乗越:今、出版業界全体が生き残りのために死に物狂いになっているときに、何もしなければ淘汰されるのが道理でしょう。そもそも発信するだけならSNSもある。なまじの評論家以上に舞台を見ている一般のダンスファンがゴロゴロいる時代、発信力のない評論家に意味があるのか。
もちろん評論家の「食えない現状」をなんとかするために、公的助成の充実はぜひともお願いしたいところです。アーティストを支援する助成金に比べて、フリーの評論家を支援する助成金は極めて少ないですから。取材や研究のため、執筆出版のため等々、若い書き手を支援する仕組みを、ぜひともお願いしたい。日本の舞踊評論家のほとんどは大学の先生たちの副業です。もちろん素晴らしい人はいますが、生活がかかっていないのでギャランティも「いいよいいよ」で済ませがちです。このためギャラの相場は低きに流れて、若い書き手のクビを締めている。僕ももうオッサンのポジションなので、若い書き手が後に続けるような体制作りを考えなくてはいけないと思っています。良い評論と良いアートは両輪なのですから。

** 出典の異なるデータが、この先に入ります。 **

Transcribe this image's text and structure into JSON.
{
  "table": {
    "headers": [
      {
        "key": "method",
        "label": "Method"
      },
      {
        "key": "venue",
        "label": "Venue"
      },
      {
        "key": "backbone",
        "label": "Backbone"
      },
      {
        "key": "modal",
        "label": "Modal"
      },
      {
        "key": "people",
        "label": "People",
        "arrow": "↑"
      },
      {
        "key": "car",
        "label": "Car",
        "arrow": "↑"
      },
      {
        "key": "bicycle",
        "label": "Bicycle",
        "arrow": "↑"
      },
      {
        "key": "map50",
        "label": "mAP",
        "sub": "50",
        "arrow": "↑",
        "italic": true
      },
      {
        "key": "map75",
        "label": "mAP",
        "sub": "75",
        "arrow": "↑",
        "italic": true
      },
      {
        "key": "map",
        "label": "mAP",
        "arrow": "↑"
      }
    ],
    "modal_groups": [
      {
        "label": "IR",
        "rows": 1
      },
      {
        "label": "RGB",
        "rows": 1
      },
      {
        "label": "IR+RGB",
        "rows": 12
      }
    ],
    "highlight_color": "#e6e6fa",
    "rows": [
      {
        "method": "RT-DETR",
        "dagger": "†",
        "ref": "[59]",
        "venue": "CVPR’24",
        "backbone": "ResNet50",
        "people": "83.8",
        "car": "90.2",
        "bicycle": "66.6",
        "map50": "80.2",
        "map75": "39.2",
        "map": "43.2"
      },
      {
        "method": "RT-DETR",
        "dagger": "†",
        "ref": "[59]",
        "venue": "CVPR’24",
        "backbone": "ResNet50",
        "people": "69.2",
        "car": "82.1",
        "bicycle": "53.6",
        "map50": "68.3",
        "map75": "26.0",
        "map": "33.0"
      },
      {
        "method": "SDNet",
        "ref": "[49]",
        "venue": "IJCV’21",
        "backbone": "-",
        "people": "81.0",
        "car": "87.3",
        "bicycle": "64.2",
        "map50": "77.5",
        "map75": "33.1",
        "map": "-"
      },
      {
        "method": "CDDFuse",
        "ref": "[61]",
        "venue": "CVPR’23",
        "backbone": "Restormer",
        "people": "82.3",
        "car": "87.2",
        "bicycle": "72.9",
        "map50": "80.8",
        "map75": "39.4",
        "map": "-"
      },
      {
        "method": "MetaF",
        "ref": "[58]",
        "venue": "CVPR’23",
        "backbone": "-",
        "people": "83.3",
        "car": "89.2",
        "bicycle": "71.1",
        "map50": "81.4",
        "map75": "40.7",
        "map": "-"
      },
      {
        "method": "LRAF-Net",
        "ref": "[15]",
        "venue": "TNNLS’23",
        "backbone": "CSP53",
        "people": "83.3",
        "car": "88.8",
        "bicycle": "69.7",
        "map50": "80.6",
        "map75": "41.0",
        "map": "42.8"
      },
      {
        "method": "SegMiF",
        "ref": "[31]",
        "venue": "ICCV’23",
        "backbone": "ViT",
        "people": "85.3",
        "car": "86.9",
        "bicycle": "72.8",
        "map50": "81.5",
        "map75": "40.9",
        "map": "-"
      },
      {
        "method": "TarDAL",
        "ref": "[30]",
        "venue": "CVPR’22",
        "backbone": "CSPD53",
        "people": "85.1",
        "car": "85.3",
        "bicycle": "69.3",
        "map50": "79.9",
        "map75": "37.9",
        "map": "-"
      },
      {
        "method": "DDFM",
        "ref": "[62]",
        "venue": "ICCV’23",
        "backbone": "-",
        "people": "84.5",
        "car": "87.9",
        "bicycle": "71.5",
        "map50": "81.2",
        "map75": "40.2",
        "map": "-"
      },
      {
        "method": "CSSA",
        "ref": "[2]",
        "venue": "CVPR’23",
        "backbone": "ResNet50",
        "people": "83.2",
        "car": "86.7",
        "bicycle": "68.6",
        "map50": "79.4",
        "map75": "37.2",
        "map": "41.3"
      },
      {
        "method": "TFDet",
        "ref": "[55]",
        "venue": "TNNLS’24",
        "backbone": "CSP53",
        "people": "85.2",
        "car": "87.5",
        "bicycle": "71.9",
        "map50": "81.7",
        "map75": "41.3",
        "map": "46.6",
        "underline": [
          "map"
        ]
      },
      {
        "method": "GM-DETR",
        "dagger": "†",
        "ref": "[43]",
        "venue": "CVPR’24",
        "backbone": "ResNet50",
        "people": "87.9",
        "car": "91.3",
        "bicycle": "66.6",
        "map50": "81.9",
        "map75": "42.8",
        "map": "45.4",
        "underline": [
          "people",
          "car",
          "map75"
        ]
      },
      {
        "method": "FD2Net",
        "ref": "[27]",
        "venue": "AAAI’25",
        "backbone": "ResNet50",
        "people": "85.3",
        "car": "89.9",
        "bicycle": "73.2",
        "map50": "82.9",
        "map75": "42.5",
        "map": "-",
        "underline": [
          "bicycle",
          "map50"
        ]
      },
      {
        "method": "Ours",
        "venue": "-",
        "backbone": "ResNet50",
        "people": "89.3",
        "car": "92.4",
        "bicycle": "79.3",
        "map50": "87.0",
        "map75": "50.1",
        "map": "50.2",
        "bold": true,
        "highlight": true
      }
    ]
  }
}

変化というのは、緩やかに起こるのではなく、あるとき誰かが全てを変えてしまい、みんなが後追いすることが多い。だから、このアーツカウンシル東京さんがやるべき助成というのは、みんなに腹いっぱい食わせることではなくて、本当に状況を変える力のある者の背中を押してバーンと打ち上げてやることじゃないですかね。どの芸術でも、評論もそうです。20年に1人ぐらいかもしれませんが。まんべんなくやったほうが「これだけ助成しています」というポーズは取れるんだろうけど、これからは助成する方にも、力のある者を見きわめる目が問われるということですよ。3年後、10年後のために、今この人を支援するんだ、という金の使い方をしないと、何も変わらないと思いますよ。


乗越 たかお

作家・ヤサぐれ舞踊評論家
株式会社ジャパン・ダンス・プラグ代表。06年にNYジャパン・ソサエティの招聘で滞米研究。現在は国内外の劇場・財団・フェスティバルのアドバイザー、審査員など活躍の場は広い。著書は『コンテンポラリー・ダンス徹底ガイドHYPER』(作品社)、『どうせダンスなんか観ないんだろ!?』(NTT出版)、『ダンス・バイブル』(河出書房新社)など多数。